From reinventing the sound of the sitar, to creating a name for herself that is independent of her legendary father, late Pt Ravi Shankar — in a career spanning 20 years, and counting, Anoushka Shankar has achieved several feats. As she returns to her classical roots after several years with her new album, the 34-year-old musician talks about the "challenge" of being an iconic father’s daughter, how her personality has changed over the years, how motherhood transformed her music, and more.

After experimental albums, like Rise (2005) and Traces Of You (2013), what made you turn to Indian classical music with your new album, Home?

It has been many years since I recorded a classical album, and I felt like there was something missing. Also, in the past couple of months, I did quite a few classical concerts, and I remembered how much I loved playing that kind of music, and how much it means to me.

When you were promoting Traces Of You two years ago, you went on record to say that it was a traumatic process for you because you had to speak a lot about your father, who had passed away in 2012. Since this album is also dedicated to him, was it difficult to work on it?

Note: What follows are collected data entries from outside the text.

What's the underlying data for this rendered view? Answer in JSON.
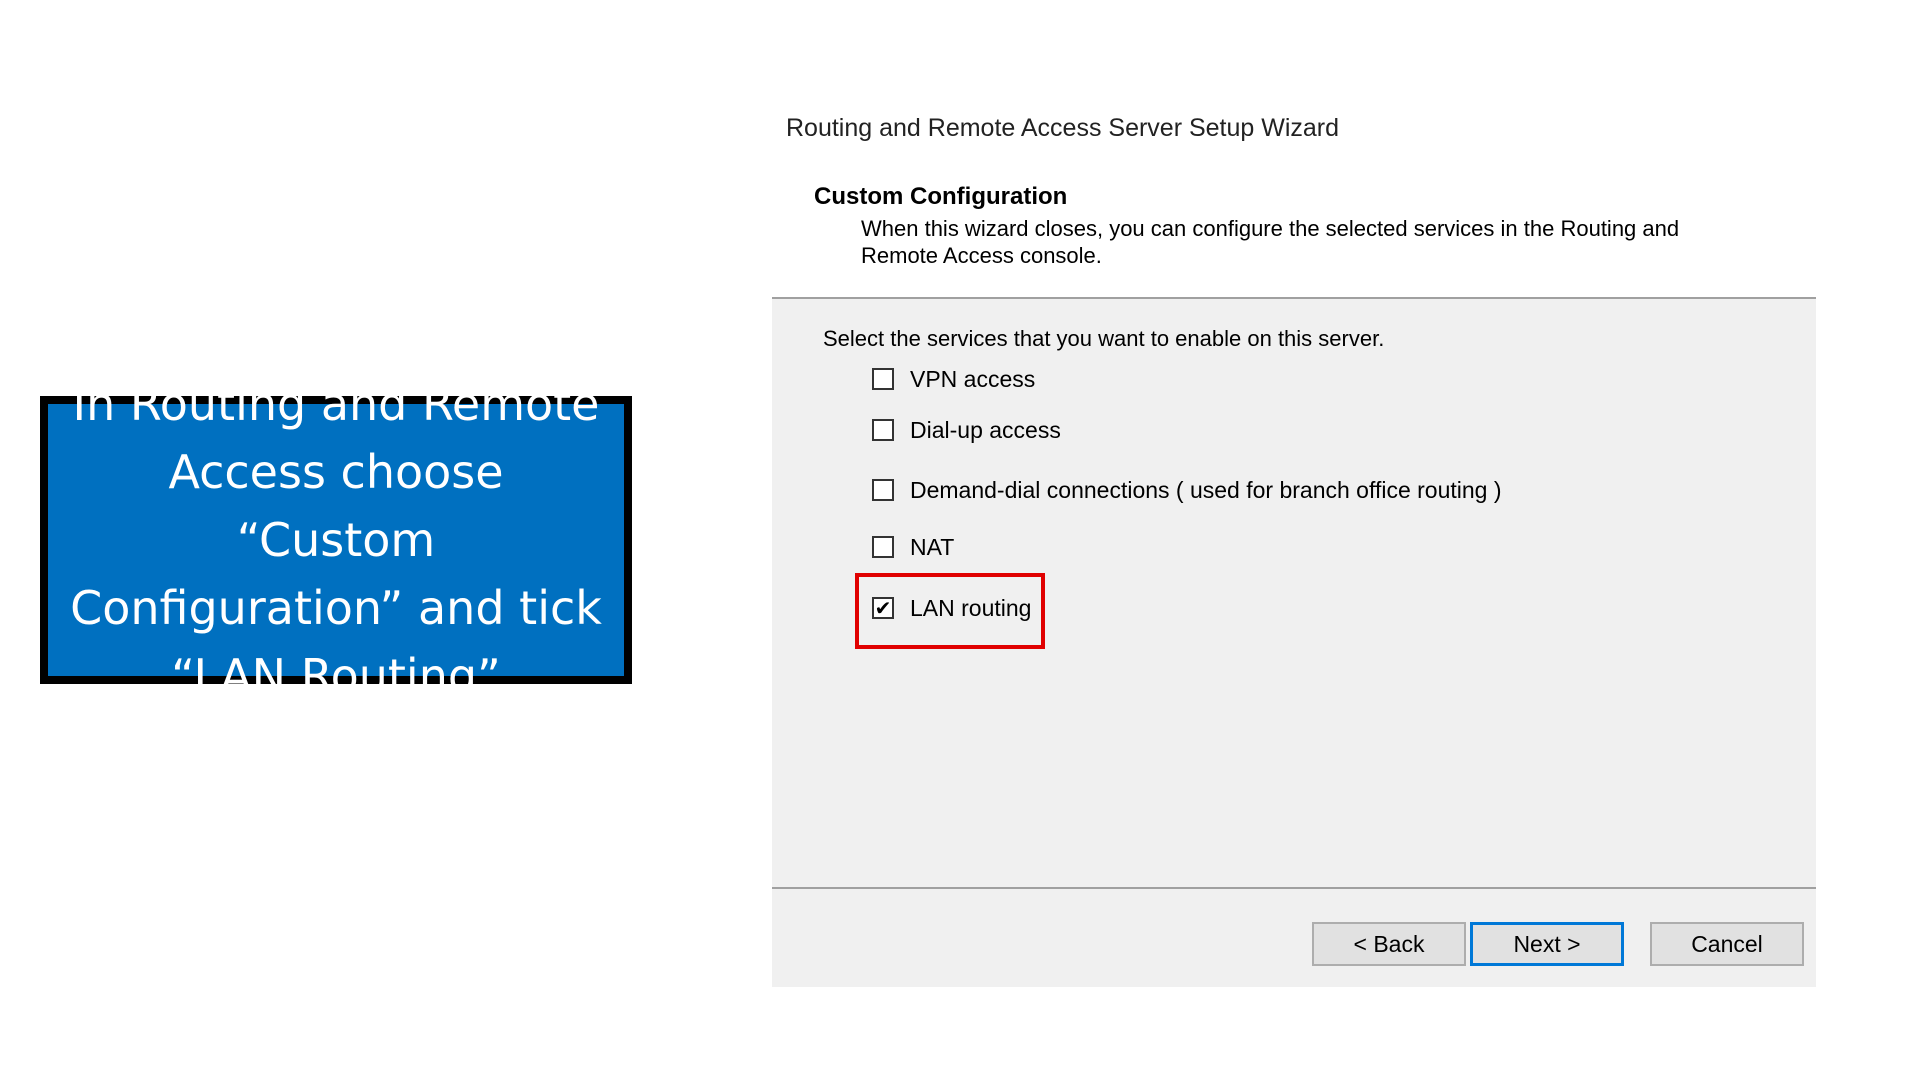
{
  "callout": {
    "text": "In Routing and Remote Access choose “Custom Configuration” and tick “LAN Routing”"
  },
  "dialog": {
    "title": "Routing and Remote Access Server Setup Wizard",
    "section_title": "Custom Configuration",
    "section_description": "When this wizard closes, you can configure the selected services in the Routing and Remote Access console.",
    "prompt": "Select the services that you want to enable on this server.",
    "options": [
      {
        "label": "VPN access",
        "checked": false
      },
      {
        "label": "Dial-up access",
        "checked": false
      },
      {
        "label": "Demand-dial connections ( used for branch office routing )",
        "checked": false
      },
      {
        "label": "NAT",
        "checked": false
      },
      {
        "label": "LAN routing",
        "checked": true
      }
    ],
    "buttons": {
      "back": "< Back",
      "next": "Next >",
      "cancel": "Cancel"
    }
  },
  "colors": {
    "callout_bg": "#0070c0",
    "highlight": "#e00000",
    "primary_button_border": "#0078d7"
  }
}
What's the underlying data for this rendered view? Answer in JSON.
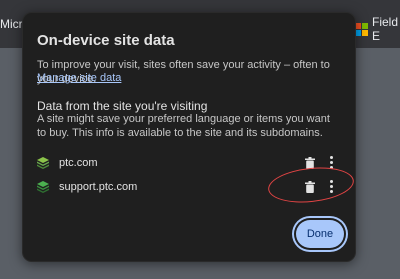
{
  "bookmarks": {
    "left_label": "Micros",
    "right_label": "Field E"
  },
  "dialog": {
    "title": "On-device site data",
    "description": "To improve your visit, sites often save your activity – often to your device.",
    "manage_link": "Manage site data",
    "section_heading": "Data from the site you're visiting",
    "section_description": "A site might save your preferred language or items you want to buy. This info is available to the site and its subdomains.",
    "sites": [
      {
        "name": "ptc.com",
        "icon": "ptc-favicon"
      },
      {
        "name": "support.ptc.com",
        "icon": "ptc-support-favicon"
      }
    ],
    "done_label": "Done"
  },
  "colors": {
    "dialog_bg": "#1f1f1f",
    "link": "#a8c7fa",
    "primary_button": "#a8c7fa",
    "annotation": "#e04444"
  }
}
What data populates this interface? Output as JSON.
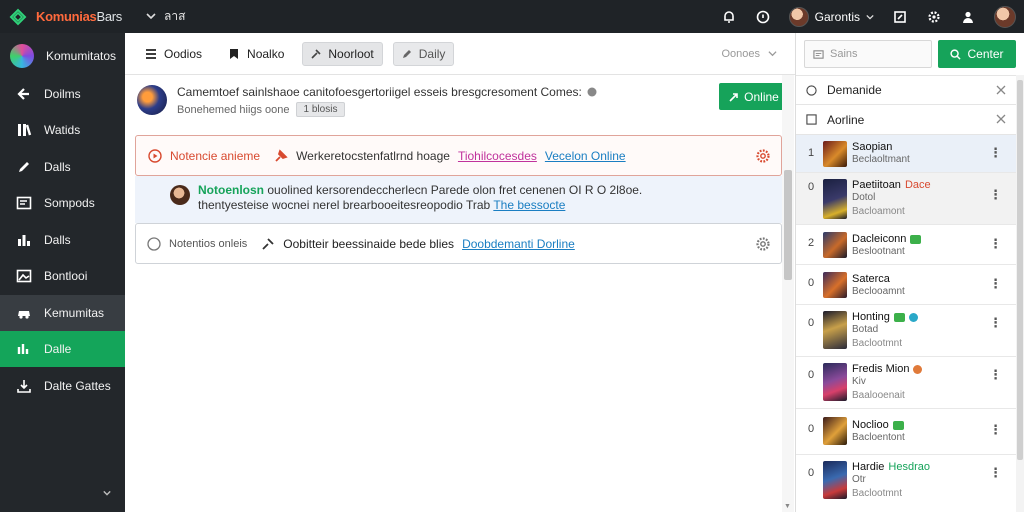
{
  "topbar": {
    "brand_a": "Komunias",
    "brand_b": "Bars",
    "workspace": "ลาส",
    "user_name": "Garontis"
  },
  "sidebar": {
    "items": [
      {
        "label": "Komumitatos",
        "icon": "server-avatar"
      },
      {
        "label": "Doilms",
        "icon": "arrow-left-icon"
      },
      {
        "label": "Watids",
        "icon": "library-icon"
      },
      {
        "label": "Dalls",
        "icon": "pencil-icon"
      },
      {
        "label": "Sompods",
        "icon": "terminal-icon"
      },
      {
        "label": "Dalls",
        "icon": "chart-icon"
      },
      {
        "label": "Bontlooi",
        "icon": "image-icon"
      },
      {
        "label": "Kemumitas",
        "icon": "car-icon"
      },
      {
        "label": "Dalle",
        "icon": "stats-icon"
      },
      {
        "label": "Dalte Gattes",
        "icon": "import-icon"
      }
    ]
  },
  "toolbar": {
    "btn1": "Oodios",
    "btn2": "Noalko",
    "btn3": "Noorloot",
    "btn4": "Daily",
    "right": "Oonoes"
  },
  "conversation": {
    "title": "Camemtoef sainlshaoe canitofoesgertoriigel esseis bresgcresoment Comes:",
    "subtitle": "Bonehemed hiigs oone",
    "tag": "1 blosis",
    "online_btn": "Online"
  },
  "alert": {
    "label": "Notencie anieme",
    "message": "Werkeretocstenfatlrnd hoage",
    "link1": "Tiohilcocesdes",
    "link2": "Vecelon Online"
  },
  "reply": {
    "name": "Notoenlosn",
    "text1": "ouolined kersorendeccherlecn Parede olon fret cenenen OI R O 2l8oe.",
    "text2": "thentyesteise wocnei nerel brearbooeitesreopodio",
    "text2b": "Trab",
    "link": "The bessocte"
  },
  "notice": {
    "label": "Notentios onleis",
    "message": "Oobitteir beessinaide bede blies",
    "link": "Doobdemanti Dorline"
  },
  "rpanel": {
    "search_placeholder": "Sains",
    "center_btn": "Center",
    "filter1": "Demanide",
    "filter2": "Aorline",
    "players": [
      {
        "num": "1",
        "name": "Saopian",
        "sub": "Beclaoltmant"
      },
      {
        "num": "0",
        "name": "Paetiitoan",
        "extra": "Dace",
        "sub": "Dotol",
        "sub2": "Bacloamont"
      },
      {
        "num": "2",
        "name": "Dacleiconn",
        "sub": "Beslootnant"
      },
      {
        "num": "0",
        "name": "Saterca",
        "sub": "Beclooamnt"
      },
      {
        "num": "0",
        "name": "Honting",
        "sub": "Botad",
        "sub2": "Baclootmnt"
      },
      {
        "num": "0",
        "name": "Fredis Mion",
        "sub": "Kiv",
        "sub2": "Baalooenait"
      },
      {
        "num": "0",
        "name": "Noclioo",
        "sub": "Bacloentont"
      },
      {
        "num": "0",
        "name": "Hardie",
        "extra": "Hesdrao",
        "sub": "Otr",
        "sub2": "Baclootmnt"
      }
    ]
  },
  "colors": {
    "accent_green": "#16a35a",
    "sidebar_bg": "#23272b",
    "alert_red": "#d84a30",
    "link_blue": "#1a7ec2"
  }
}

This album was very different. When I was in the process of making Traces Of You, my father passed away. Everyone kept asking me about it (her father’s demise) all the time, while I was still grieving. So that was a very painful process. But Home is like an offering to my father, because I’m playing classical ragas in an album after a long time.

While you are trained in Hindustani classical music, you have also experimented a lot with other genres. What comes naturally to you?

It’s music itself. When I play at a concert, and I get to connect with other musicians or the audience, I get a very deep sense of fulfilment and joy. At that time, what genre I play doesn’t really matter. I have always been myself.

You are a celebrated artiste today. But initially, was it difficult to move away from your legendary father’s image, and create an identity of your own?
It was very challenging. I was very young when I started, and at that time, there was a lot for me, as a teenager, to figure out. During my teenage years, and through my 20s, I kept trying to find myself, as a person, and as an artiste. The one thing that I always did was to be honest as an artiste, and to be myself. That helped me through the whole process, because I never tried to escape my father’s legacy. He is my father and my guru, so there’s no point trying to escape that. That would be denying who I am. But, at the same time, that wasn’t all that I was. When you are someone’s disciple, you are not just that, you are also an individual artiste. I have always felt very comfortable with that identity. I think that helped me to not have to prove myself so much.

From the time you started, to now, what has been the most distinctive change in you?
I feel free now, which I didn’t feel when I was younger. The system of starting very young is tricky. For a young person, to be in the public eye, and to be answerable to so many expectations, is really difficult. So, even though I was performing, and had a public career, on the inside, I was very shy about it, and felt scared. That time, I was a lot more focused about only getting my music right, whereas now that I have been performing for so long, I feel a lot more confident. When I play my music now, I feel that I know my voice a lot better. Hence, the music I make now is also stronger.

Did motherhood alter your music in any way?
Absolutely, your life becomes bigger and richer after becoming a mother, and there are more experiences that you can draw from, as an artiste. I think I have become a lot more sensitive, as an artiste, now. That means there are a lot more feelings, and much more to express through my music.

You have played in India and abroad. Have you felt any difference?
Yes, but it’s hard to generalise because it depends upon city to city. At times, you can end up with an incredibly knowledgeable audience, but not always. And that’s true everywhere. The positive of performing in India is that you can be part of several music festivals that take place here, where you know that people who understand music will come. But the negative is that, people just don’t clap very much. That can be a bit upsetting for an artiste, at times. You don’t even know whether people liked the performance or not.